Good Very Fine, minor scuff on neck. Extremely Rare.

Ex private German collection.

Recent scholarship has reattributed a series of gold, silver and bronze coins with the mint mark of a delta within a circle, or close variants, from the ancient capital of Baktria, Baktra to previously unknown the city of Aï Khanoum in northeast Afghanistan. The history of this Hellenistic city is unclear - it was possibly founded by Alexander the Great as one of the military settlements left in this region, and could have been the settlement of Alexandeia Oxeiana. Another theory is that it was founded by Antiochos I in the early third century BC as a royal residence while Baktria was under Seleukid rule. Either way, the archaeological evidence clearly demonstrates that during the Hellenistic era Aï Khanoum was a major city. The excavations reveal that the city had a palace complex as well as a treasury, gymnasium, mausoleums and temples in addition to the discovery of unstruck bronze flans, highly suggestive that a mint was active here, although its dates of operation are not clear. Baktra had been suggested as the mint location only because, as Newell (Newell The Coinage of the Eastern Seleucid Mints. From Seleucus I to Antiochus III. 1938 pp. 229) wrote, the "only logical location for a large and active royal mint...[was] at Baktra, the political, commercial and geographical centre of the entire province."

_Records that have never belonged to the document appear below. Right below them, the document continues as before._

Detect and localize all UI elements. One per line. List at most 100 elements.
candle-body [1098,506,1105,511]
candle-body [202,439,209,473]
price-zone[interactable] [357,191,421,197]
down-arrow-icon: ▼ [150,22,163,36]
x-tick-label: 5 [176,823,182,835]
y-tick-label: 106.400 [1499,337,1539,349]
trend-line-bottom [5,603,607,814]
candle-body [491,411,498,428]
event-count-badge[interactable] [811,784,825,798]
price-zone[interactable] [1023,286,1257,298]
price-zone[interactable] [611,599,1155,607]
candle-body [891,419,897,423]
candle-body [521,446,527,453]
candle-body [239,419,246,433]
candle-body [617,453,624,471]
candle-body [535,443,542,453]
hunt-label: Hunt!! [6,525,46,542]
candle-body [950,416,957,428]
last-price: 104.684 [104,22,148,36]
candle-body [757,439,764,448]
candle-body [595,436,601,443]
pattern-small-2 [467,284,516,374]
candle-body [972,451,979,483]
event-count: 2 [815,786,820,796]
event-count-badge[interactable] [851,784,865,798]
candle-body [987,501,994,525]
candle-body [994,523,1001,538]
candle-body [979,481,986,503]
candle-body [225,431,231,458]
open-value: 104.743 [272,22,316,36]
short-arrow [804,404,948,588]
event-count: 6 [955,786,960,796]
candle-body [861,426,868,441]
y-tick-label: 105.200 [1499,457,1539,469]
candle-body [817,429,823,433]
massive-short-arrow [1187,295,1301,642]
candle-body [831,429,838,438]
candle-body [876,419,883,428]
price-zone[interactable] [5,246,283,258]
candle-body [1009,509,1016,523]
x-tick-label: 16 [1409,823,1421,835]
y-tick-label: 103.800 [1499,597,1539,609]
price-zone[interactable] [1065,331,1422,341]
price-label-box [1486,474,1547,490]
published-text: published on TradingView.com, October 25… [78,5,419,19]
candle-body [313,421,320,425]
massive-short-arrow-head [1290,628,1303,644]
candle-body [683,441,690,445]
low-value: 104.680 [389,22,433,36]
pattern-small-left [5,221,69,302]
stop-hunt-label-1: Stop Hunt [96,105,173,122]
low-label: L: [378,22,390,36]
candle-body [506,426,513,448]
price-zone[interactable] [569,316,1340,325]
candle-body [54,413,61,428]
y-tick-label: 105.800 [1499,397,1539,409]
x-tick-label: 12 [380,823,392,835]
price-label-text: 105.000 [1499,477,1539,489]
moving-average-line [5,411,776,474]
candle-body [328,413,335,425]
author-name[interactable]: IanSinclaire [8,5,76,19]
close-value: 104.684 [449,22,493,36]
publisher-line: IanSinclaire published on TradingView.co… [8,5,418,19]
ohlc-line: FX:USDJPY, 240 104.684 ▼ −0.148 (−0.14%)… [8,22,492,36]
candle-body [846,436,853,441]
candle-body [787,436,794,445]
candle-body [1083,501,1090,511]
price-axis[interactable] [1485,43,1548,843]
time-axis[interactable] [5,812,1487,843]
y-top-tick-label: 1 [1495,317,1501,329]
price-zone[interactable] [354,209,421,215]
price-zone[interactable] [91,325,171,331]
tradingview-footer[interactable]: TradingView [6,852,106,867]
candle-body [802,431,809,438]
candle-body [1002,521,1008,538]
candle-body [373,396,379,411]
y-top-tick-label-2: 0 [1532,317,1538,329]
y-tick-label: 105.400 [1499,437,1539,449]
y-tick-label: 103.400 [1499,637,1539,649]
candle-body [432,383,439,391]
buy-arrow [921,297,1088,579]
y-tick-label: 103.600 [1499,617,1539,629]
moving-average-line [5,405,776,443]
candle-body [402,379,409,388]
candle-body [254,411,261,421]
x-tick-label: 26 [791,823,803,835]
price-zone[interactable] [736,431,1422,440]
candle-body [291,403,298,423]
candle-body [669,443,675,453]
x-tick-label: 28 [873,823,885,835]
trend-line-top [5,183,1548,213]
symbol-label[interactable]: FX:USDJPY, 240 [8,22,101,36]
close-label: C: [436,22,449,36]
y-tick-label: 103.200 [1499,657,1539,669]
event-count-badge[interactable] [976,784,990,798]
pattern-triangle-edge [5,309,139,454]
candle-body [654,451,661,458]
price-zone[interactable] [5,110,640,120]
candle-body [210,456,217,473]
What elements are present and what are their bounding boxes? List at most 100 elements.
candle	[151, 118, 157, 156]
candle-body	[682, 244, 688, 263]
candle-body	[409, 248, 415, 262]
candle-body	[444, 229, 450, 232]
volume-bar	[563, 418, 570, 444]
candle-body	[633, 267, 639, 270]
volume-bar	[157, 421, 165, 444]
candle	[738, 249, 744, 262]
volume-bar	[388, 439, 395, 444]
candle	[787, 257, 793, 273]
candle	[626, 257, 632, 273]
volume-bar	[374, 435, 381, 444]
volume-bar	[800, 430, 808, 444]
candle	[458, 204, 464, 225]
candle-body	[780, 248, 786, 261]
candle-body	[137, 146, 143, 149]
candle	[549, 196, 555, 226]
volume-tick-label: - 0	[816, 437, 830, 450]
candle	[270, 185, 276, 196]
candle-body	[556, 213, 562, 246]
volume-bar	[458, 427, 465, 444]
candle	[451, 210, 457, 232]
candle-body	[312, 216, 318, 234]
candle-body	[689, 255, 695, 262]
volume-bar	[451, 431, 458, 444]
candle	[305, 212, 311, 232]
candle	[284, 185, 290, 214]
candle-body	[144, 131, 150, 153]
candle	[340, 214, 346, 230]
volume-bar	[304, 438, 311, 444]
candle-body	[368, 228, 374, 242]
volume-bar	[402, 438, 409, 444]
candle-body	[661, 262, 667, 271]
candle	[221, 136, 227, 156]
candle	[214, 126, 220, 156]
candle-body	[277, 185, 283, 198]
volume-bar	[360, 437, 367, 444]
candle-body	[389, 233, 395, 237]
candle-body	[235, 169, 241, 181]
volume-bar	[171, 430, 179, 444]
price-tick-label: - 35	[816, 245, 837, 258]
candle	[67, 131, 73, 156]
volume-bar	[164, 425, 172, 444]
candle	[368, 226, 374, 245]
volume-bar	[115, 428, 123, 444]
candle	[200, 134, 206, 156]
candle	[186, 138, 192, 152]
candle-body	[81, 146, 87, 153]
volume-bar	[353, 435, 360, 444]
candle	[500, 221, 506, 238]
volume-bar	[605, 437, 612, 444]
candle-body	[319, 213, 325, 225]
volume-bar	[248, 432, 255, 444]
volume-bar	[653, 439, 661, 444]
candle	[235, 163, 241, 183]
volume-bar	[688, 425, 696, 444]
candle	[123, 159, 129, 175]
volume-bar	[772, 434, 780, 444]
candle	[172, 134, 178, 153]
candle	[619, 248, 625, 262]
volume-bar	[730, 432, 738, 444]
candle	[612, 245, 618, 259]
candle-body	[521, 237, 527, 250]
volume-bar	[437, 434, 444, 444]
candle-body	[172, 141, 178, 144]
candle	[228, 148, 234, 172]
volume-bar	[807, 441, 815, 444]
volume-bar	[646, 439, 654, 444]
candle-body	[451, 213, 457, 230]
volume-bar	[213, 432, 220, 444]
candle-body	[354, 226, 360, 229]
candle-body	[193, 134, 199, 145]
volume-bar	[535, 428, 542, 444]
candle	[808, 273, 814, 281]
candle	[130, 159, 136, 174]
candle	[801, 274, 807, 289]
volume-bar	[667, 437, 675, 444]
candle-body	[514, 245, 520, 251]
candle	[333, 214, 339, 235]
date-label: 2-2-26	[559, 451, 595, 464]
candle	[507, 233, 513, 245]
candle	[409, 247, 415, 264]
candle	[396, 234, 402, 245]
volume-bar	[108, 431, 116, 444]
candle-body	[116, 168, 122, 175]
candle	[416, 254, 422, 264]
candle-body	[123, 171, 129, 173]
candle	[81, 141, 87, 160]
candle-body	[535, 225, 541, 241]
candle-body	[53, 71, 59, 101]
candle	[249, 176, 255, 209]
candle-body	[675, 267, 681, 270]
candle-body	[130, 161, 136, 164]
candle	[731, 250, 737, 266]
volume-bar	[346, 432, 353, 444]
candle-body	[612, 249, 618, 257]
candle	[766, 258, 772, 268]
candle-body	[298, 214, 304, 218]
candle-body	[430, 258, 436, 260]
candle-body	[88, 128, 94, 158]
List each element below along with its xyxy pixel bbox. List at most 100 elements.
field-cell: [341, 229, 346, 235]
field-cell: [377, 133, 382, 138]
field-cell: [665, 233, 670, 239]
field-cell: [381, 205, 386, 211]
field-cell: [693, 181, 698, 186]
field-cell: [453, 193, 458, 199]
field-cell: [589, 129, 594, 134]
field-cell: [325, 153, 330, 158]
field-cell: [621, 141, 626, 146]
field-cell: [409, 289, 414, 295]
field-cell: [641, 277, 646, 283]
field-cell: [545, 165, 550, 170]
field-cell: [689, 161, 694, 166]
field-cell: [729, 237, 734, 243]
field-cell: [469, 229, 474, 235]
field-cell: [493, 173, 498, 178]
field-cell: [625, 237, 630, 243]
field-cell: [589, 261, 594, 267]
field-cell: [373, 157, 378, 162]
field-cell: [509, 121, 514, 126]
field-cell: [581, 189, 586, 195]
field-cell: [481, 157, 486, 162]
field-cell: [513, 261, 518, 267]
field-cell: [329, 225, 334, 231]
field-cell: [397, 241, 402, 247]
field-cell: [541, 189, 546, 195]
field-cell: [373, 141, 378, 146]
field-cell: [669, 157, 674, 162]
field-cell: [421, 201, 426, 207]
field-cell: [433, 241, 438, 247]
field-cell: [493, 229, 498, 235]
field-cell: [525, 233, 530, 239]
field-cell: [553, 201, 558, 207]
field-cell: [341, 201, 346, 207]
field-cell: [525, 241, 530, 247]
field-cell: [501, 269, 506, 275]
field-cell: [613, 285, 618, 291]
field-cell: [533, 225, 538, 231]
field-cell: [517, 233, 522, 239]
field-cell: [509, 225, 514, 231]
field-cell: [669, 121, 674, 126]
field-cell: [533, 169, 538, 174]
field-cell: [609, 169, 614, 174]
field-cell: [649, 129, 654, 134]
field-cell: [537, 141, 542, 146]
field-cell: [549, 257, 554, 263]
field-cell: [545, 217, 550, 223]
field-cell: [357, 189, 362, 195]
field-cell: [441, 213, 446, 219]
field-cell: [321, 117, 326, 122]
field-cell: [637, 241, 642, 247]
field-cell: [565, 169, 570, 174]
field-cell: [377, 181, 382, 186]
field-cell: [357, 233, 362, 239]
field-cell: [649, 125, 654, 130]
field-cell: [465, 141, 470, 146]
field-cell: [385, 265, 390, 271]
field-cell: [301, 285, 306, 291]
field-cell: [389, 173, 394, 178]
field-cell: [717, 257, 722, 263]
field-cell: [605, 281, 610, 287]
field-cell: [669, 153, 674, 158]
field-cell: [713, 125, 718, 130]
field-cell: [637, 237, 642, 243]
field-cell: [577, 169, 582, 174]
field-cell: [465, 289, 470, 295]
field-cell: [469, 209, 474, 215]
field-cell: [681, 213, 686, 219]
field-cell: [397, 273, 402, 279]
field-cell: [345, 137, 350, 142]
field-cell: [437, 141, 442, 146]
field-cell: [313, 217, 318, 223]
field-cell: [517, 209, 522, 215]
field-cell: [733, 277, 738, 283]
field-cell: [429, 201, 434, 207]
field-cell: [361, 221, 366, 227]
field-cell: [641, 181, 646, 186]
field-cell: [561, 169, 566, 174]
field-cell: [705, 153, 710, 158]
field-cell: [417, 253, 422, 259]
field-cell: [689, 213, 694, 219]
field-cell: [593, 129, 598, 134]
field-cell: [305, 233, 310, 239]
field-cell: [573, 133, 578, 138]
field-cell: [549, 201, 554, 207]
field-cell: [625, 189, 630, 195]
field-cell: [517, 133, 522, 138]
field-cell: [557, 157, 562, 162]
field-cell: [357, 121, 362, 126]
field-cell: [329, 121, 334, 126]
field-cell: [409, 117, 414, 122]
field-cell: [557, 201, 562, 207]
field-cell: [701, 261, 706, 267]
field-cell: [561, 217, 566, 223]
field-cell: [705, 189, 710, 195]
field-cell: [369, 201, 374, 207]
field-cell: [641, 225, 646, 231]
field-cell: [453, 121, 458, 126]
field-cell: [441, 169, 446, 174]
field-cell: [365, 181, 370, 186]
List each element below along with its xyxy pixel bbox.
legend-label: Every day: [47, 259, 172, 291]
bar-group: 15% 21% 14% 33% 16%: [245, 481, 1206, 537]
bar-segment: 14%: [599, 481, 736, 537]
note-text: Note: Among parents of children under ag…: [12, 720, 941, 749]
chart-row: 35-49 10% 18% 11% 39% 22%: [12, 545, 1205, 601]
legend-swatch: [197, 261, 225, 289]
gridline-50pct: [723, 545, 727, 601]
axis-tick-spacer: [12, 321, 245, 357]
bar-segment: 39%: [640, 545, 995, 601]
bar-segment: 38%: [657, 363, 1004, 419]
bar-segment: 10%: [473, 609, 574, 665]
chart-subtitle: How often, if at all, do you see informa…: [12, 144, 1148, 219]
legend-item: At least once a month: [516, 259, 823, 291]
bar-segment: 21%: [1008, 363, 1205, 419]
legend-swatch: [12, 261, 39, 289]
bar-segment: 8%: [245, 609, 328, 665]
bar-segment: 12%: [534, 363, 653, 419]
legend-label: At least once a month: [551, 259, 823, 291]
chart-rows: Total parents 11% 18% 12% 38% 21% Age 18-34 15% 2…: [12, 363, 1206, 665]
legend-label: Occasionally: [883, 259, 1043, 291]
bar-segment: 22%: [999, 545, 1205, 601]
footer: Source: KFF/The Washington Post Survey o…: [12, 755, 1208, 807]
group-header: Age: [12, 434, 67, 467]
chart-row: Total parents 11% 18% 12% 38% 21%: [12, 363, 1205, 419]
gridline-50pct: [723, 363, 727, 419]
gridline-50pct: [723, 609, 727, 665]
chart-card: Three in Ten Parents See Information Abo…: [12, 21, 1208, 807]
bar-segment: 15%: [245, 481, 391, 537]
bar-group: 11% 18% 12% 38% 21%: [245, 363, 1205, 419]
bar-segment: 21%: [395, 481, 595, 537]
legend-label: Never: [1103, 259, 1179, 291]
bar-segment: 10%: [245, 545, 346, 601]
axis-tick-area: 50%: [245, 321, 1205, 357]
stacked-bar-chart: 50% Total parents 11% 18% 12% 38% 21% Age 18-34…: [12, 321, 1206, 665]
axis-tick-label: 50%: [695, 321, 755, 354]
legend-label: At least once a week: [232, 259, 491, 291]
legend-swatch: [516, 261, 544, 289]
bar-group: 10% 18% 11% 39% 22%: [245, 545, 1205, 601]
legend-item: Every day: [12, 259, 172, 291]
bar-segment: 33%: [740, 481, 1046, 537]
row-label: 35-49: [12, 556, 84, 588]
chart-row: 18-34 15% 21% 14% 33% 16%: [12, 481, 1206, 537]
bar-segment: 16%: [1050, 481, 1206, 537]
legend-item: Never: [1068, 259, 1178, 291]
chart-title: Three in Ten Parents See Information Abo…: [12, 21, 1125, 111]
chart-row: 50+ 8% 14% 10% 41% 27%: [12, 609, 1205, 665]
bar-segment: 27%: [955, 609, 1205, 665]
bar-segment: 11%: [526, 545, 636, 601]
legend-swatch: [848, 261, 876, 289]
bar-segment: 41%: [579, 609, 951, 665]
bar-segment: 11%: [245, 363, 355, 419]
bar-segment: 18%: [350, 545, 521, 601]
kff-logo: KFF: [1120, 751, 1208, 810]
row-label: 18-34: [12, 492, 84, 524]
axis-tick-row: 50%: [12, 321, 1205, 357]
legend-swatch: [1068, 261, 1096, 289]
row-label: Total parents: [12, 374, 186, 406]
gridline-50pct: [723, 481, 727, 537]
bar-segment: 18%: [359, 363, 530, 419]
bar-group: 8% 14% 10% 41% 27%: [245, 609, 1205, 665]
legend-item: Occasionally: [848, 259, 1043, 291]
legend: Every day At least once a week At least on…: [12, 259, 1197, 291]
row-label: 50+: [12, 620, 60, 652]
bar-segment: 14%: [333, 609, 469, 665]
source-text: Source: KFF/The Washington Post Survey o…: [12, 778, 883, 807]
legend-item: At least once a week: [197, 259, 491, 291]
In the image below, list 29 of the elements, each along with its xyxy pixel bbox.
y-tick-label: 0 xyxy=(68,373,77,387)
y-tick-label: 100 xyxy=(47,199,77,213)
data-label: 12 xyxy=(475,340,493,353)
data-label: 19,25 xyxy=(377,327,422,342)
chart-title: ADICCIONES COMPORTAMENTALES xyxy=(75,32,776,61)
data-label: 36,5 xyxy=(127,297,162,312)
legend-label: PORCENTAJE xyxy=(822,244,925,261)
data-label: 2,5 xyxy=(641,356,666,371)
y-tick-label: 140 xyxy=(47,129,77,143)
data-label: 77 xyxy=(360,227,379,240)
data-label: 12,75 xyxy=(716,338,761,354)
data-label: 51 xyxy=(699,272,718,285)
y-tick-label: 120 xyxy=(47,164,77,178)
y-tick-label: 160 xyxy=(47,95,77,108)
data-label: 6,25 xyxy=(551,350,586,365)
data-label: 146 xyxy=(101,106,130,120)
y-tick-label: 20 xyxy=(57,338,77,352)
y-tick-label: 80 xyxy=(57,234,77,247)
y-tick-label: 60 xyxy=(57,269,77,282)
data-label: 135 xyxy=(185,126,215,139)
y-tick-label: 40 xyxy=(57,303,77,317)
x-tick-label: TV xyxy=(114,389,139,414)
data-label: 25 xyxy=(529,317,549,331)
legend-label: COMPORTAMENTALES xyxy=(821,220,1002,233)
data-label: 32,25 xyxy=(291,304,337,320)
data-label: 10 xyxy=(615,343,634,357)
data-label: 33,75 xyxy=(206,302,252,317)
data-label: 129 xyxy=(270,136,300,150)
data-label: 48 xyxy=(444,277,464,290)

However, a variant of the mintmark seen on this coin was found on bricks at one of the oldest parts of the ancient city of Aï Khanoum, a factor which led Kritt in his 2016 work 'The Seleucid Mint of Aï Khanoum' (Classical Numismatic Studies No. 9) to reattribute coins bearing this mintmark to this city. This was supported by Houghton and Lorber in 'Seleukid Coins: a Comprehensive Catalogue' who reassigned this whole series to Aï Khanoum and further argue that Baktra could not have issued these coins as a newly discovered bronze coin (catalogue number 283A) depicted the river god of the Oxus, which flowed by the city of Aï Khanoum, not Baktra.